Moi? Un parent hélicoptère
Le terme « parent hélicoptère » désigne le parent qui survole constamment son enfant… comme un hélicoptère. Il est sans cesse en mode surveillance et surprotection. Il souhaite évidemment le meilleur pour celui-ci, mais les moyens pour y parvenir sont considérés comme intrusifs et axés sur la performance.
En effet, on parle donc ici de la performance de l’enfant, mais aussi de soi, en tant que parent : « Si mon enfant réussit, alors j’ai réussi mon enfant ! » Mais cette relation parent-enfant n’est pas nécessairement caractérisée par de la confiance réciproque. Après tout, en étant omniprésent et en surveillant les moindres faits et gestes de son enfant, le parent ne lui envoie-t-il pas le message qu’il ne lui fait pas confiance ?

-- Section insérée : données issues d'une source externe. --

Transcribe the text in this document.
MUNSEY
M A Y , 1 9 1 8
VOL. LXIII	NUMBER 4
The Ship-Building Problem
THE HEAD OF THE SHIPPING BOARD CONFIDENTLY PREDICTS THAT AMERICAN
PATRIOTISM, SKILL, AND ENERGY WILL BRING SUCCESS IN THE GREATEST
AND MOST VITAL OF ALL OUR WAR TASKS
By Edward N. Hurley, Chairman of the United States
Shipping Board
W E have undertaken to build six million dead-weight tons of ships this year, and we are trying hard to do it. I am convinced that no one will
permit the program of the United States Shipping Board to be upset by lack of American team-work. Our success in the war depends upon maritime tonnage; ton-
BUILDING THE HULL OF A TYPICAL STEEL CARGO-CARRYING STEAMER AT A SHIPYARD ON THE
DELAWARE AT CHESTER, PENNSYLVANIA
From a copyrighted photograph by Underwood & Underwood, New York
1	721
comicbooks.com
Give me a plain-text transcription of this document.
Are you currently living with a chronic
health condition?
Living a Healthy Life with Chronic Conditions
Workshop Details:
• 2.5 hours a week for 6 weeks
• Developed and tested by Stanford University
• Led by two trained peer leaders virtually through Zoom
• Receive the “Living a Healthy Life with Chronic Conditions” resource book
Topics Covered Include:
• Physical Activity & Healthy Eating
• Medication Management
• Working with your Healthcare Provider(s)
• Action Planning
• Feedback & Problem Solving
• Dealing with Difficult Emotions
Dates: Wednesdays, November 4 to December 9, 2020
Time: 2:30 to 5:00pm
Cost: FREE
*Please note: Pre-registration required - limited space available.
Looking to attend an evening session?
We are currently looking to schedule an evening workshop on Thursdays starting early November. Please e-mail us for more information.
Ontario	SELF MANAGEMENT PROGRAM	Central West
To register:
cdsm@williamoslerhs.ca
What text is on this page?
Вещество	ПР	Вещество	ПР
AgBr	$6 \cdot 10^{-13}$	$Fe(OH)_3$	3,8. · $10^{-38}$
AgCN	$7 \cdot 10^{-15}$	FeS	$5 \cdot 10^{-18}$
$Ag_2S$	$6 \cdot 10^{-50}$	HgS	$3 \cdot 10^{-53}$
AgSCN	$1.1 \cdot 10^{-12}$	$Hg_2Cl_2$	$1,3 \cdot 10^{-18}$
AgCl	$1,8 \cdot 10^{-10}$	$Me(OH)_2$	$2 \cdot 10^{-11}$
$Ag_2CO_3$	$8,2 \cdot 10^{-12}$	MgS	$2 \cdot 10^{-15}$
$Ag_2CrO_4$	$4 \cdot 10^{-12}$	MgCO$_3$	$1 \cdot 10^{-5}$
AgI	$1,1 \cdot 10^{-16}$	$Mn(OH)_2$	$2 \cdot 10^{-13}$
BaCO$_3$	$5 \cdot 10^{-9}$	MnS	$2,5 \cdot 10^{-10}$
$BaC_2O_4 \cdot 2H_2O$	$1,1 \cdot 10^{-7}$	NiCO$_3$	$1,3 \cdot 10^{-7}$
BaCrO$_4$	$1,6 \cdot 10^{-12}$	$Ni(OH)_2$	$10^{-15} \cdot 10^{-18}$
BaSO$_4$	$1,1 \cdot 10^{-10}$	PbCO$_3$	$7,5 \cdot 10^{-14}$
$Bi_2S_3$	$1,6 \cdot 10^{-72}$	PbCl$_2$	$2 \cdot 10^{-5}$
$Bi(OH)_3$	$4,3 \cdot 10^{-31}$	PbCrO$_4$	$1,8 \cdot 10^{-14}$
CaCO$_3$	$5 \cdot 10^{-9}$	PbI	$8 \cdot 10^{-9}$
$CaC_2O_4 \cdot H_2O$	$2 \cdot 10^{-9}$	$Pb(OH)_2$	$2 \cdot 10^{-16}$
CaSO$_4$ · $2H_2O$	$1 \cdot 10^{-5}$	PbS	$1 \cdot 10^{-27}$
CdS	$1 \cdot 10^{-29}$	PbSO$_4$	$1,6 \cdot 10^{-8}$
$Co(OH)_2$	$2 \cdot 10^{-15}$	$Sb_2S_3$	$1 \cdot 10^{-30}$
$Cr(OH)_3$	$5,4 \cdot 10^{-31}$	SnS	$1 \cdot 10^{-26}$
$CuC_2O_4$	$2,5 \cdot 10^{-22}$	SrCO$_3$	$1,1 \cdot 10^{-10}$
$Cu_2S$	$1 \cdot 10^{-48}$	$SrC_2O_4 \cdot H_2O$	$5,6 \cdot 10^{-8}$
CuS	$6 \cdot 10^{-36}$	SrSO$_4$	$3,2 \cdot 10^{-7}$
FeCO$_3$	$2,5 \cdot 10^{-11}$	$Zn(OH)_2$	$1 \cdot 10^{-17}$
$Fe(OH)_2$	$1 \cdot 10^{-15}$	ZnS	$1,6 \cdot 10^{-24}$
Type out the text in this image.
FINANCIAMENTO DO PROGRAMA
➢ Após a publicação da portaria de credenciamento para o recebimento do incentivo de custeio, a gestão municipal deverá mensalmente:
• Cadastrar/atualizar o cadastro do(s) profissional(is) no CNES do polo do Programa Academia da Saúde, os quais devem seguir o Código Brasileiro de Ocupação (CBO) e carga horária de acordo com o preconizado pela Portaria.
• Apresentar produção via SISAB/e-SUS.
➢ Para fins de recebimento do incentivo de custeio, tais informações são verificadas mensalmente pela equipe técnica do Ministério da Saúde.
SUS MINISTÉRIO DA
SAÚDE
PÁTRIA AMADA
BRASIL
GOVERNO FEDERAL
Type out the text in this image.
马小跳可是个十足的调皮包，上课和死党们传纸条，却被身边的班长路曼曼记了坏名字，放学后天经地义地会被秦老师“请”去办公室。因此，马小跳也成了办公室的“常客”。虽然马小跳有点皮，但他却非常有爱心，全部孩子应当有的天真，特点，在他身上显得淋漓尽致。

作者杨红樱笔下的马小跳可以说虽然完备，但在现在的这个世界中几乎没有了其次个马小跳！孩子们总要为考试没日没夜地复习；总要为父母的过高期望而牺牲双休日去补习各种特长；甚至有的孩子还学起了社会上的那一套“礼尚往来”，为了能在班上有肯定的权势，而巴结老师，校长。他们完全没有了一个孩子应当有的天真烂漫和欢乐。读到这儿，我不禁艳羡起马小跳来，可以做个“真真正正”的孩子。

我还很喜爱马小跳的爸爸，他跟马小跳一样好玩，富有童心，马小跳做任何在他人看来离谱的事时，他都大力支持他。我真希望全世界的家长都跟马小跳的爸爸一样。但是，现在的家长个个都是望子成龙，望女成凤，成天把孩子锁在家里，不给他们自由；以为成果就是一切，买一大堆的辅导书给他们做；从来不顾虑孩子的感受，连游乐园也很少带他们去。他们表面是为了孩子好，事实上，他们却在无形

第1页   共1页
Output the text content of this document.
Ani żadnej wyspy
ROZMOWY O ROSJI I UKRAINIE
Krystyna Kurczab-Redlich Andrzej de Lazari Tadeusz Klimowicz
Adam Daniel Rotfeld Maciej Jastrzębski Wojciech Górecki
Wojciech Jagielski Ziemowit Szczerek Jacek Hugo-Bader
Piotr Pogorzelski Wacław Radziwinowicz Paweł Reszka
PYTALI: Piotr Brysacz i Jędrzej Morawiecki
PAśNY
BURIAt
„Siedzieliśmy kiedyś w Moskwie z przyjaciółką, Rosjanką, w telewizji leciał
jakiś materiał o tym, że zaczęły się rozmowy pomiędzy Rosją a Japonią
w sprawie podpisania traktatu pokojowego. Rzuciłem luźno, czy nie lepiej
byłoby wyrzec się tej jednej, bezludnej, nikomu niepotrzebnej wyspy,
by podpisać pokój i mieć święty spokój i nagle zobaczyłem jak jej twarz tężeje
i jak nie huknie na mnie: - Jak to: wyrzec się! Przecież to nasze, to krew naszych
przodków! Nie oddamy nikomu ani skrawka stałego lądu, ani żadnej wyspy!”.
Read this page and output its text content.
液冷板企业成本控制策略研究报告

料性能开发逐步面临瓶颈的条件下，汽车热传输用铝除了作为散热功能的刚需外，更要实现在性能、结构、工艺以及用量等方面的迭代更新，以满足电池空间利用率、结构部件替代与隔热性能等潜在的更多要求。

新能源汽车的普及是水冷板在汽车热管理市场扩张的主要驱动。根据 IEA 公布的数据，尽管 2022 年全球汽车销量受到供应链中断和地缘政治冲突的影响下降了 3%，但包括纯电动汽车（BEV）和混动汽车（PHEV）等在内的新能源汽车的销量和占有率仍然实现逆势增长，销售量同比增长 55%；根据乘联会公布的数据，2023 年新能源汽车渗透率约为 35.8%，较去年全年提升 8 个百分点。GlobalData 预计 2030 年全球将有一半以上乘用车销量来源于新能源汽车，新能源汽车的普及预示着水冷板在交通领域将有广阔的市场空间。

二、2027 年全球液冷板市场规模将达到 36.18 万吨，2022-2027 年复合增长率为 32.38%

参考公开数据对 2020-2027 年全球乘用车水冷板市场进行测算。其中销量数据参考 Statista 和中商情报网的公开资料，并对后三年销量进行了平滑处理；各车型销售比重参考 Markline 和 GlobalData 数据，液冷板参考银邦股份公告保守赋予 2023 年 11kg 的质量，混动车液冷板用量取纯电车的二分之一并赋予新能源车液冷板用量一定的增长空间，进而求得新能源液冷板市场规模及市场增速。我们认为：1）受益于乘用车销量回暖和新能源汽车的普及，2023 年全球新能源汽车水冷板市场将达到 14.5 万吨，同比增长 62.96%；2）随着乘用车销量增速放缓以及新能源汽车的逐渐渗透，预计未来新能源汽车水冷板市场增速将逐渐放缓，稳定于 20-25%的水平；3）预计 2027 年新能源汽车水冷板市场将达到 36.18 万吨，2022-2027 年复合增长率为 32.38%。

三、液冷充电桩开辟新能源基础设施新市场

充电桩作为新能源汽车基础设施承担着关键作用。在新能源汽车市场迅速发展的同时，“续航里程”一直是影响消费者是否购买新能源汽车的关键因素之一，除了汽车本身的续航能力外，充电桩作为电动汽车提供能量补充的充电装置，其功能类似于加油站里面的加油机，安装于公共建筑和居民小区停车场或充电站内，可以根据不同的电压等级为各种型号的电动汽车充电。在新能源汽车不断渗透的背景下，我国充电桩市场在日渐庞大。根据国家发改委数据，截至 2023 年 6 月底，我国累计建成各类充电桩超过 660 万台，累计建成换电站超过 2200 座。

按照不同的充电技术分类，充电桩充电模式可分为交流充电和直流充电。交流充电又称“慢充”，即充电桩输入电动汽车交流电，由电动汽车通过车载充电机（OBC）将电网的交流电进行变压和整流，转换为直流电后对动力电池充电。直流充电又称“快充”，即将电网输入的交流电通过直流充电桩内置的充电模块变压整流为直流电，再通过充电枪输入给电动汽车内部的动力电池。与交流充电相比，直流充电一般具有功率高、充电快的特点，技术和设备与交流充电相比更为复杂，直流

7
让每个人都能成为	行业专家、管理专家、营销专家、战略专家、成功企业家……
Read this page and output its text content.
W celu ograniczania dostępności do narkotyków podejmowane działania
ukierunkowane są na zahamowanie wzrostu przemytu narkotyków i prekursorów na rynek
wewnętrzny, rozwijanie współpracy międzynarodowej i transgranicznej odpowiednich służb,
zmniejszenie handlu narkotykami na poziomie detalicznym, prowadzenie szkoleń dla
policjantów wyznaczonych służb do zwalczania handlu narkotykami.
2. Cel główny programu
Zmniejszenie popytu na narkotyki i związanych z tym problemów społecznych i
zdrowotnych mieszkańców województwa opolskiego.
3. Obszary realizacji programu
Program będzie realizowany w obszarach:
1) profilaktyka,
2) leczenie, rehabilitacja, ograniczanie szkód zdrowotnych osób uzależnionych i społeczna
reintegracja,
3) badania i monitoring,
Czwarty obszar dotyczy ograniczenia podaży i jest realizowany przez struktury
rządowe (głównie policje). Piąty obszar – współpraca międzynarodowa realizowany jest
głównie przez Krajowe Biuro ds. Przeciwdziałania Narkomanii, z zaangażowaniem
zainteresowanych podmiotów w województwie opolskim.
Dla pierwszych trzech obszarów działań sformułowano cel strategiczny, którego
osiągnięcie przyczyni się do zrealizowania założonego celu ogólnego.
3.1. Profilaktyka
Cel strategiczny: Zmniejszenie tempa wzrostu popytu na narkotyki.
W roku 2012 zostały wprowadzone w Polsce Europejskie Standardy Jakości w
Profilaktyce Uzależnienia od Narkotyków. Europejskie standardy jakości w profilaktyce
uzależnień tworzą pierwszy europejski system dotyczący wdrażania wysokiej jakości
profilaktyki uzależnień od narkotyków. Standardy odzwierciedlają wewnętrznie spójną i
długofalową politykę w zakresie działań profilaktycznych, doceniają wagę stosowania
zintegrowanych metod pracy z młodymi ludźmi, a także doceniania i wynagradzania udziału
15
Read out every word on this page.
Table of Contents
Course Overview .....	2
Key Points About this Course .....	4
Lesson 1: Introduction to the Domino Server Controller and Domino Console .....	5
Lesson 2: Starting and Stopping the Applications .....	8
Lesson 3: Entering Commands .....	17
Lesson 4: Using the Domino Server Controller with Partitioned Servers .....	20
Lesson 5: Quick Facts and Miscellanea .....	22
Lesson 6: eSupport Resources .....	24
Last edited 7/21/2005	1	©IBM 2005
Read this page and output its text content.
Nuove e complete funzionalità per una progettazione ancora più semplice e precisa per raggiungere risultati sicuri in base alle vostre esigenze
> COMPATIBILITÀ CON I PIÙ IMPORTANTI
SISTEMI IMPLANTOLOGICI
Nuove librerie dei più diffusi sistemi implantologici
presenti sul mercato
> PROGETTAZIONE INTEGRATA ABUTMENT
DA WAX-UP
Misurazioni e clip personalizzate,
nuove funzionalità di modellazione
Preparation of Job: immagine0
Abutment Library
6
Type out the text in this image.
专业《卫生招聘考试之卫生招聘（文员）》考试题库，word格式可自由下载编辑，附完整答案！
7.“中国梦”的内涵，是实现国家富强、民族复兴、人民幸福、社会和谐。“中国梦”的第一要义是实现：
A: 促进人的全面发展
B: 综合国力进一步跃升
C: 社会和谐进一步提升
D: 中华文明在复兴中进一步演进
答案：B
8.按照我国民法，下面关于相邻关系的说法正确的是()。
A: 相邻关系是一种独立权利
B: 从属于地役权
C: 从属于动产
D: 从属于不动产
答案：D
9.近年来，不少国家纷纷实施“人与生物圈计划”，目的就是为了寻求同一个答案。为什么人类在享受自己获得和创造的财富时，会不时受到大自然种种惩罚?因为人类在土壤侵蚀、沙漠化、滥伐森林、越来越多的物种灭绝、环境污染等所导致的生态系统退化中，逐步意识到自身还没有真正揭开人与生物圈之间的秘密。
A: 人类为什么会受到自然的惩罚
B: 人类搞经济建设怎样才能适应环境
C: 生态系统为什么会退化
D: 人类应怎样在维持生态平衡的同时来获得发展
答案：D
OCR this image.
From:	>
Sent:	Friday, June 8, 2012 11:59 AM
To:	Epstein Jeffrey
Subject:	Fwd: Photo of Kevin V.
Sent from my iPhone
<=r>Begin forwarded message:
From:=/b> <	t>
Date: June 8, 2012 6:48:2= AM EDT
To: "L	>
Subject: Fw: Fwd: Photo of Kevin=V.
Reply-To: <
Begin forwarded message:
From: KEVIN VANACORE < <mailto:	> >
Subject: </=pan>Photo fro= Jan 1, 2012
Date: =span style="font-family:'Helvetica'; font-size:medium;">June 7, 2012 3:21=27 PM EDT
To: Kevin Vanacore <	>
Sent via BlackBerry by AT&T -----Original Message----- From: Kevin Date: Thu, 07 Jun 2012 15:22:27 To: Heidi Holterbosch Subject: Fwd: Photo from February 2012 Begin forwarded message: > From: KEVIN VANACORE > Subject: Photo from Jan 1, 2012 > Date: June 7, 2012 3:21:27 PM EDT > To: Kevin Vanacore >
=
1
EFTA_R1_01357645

Pourquoi certains parents sont hélicoptères ?
Je ne vous apprends rien en vous disant que nous vivons actuellement dans une société de performance où on doit être parfait en tout point. Bien souvent, pour le parent, l’enfant est le prolongement de soi. Si ce dernier réussi, cela prouve que le parent est adéquat. Si ce dernier échoue, cela renvoie l’image au parent que ce dernier a foiré.
Le parent veut donc mettre toutes les chances de son côté pour que JAMAIS son enfant n’échoue. Comme s’il ne pouvait pas tolérer que son enfant soit confronté à des difficultés, dans une optique de bienveillance envers lui… mais qui est plutôt nocive, tout compte fait.
Au niveau plus personnel, il se peut que certains parents aient eux-mêmes grandi avec des parents hélicoptères, ce qui fait en sorte qu’ils reproduisent le modèle parental reçu, alors que d’autres ont été négligés au plan affectif durant leur enfance et souhaitent offrir tout le contraire à leurs enfants. Certains adultes plus anxieux peuvent avoir une tendance au contrôle, que ce soit dans leur vie professionnelle, amicale, conjugale ou parentale. D’autres parents ont du mal à mettre des limites à leurs enfants, de peur de les frustrer ou de les troubler de quelque manière que ce soit ce qui les amène à tout faire pour eux. Enfin, d’autres parents perçoivent leur enfant comme le prolongement d’eux-mêmes et souhaitent leur faire réaliser de vieux rêves qu’eux-mêmes n’ont pas atteints ou encore, ils ont l’impression que si leur enfant échoue, ce sont eux-mêmes qui échoueront par le fait même et ils trouvent cette possibilité terrifiante.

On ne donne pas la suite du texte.